Rudolf Steiner sagte einmal sinngemäß in einer Klassenstunde und auch zu Jugendlichen in einer esoterischen Stunde: Ehe man nicht lernt, über das Geistige so nachzudenken wie über Tische und Stühle, sind wir noch nicht weit gekommen.

Geistiges Taktgefühl entwickeln

Wir müssen aber gleichzeitig auch lernen, nur darüber zu reden, wenn wir gefragt werden – wie ein guter Arzt, der nur Ratschläge gibt, wenn er explizit darum gebeten wird (vgl. Apokalypse: 4. Siegel – Siegel des Schweigens). Man muss Taktgefühl auf allen Ebenen entwickeln:

  • auf der physischen Ebene in Form von Hygiene und Körperpflege,
  • auf der seelischen Ebene, indem man aufeinander achtet,
  • auf der geistigen Ebene, indem man nur da über Geistiges spricht, wo die Situation es erfordert.

Das dürfen und müssen wir lernen, auch wenn es prinzipiell um ein „alltägliches“ Thema geht.

Es gibt eine sehr schöne esoterische Stunde vom 2. Jan. 1913,1 in der Rudolf Steiner über die drei Rosenkreuzer-Worte spricht:

  • „Ex deo nascimur“: Aus Gott sind wir geboren. Wir werden aus der geistigen Welt in die Erdenwelt durch unsere spirituellen Wesensglieder hereingetragen.

  • „In christo morimur“: In Christus sterben wir, d.h. der Christus führt uns über die Todesschwelle.

  • „Ex spiritu sancto reviviscimus“: Aus dem Heiligen Geist heraus lernen wir ein bewusstes, individuelles, geistiges Leben zu führen.
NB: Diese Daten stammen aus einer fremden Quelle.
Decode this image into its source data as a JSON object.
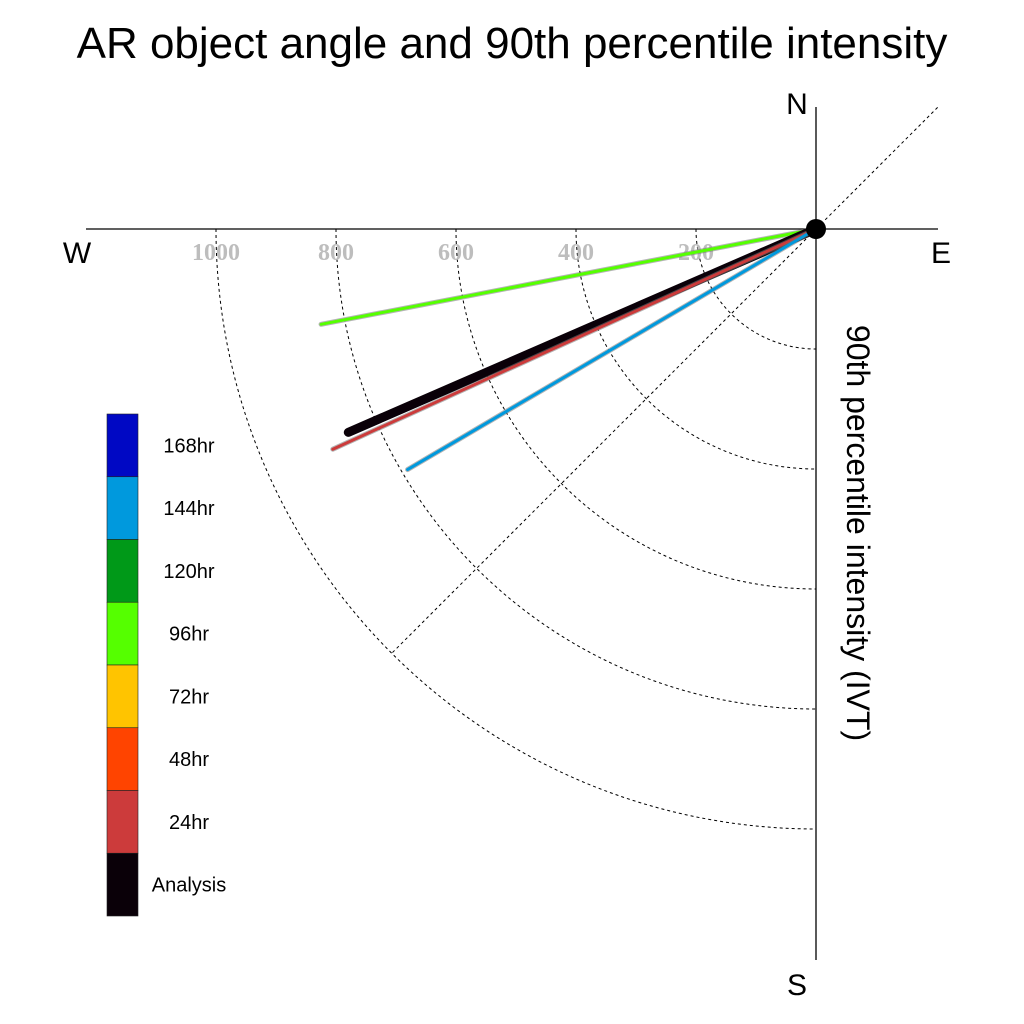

Er bespricht diese Tatsachen in einer Art, dass man merkt, dass Angst und Tod als zentrale Themen der Entwicklung im Mittelpunkt stehen. Die Rosenkreuzer-Worte machen wach für diese Zusammenhänge.

Erweckende Meditation

Es gibt eine weitere erweckende Meditation2, die das alles zusammenfasst. Sie ermöglicht ein vierfaches Sich-Erheben aus der Angst durch ein aufmerksames sich entwickelndes Geistbewusstsein:

Im Denken erwache,
Du bist im Geisteslicht der Welt.
Erlebe Dich als leuchtend,
das Leuchtende tastend.

Im Fühlen erwache.
Du bist in den Geistestaten der Welt.
Erlebe Dich die Geistestaten fühlend.

Im Wollen erwache.
Du bist in dem Geisteswesen der Welt.
Erlebe Dich im Geisteswesen denkend.

Im Ich erwache.
Du bist in Deinem eigenen Geisteswesen.
Erlebe Dich, Sein von Göttern empfangend und Dir selbst gebend.

Vgl. „Die Angst in der Selbsterziehung des jungen Erwachsenen“, Vortrag auf der Schulärztetagung 2013

  1. Rudolf Steiner, Aus den Inhalten der esoterischen Stunden, Band III: 1913 und 1914; 1920 – 1923, GA 266/3, 1998.
  2. In: Rudolf Steiner, Zur Geschichte und aus den Inhalten der erkenntniskultischen Abteilung der Esoterischen Schule von 1904 bis 1914. GA 265, Seite 461.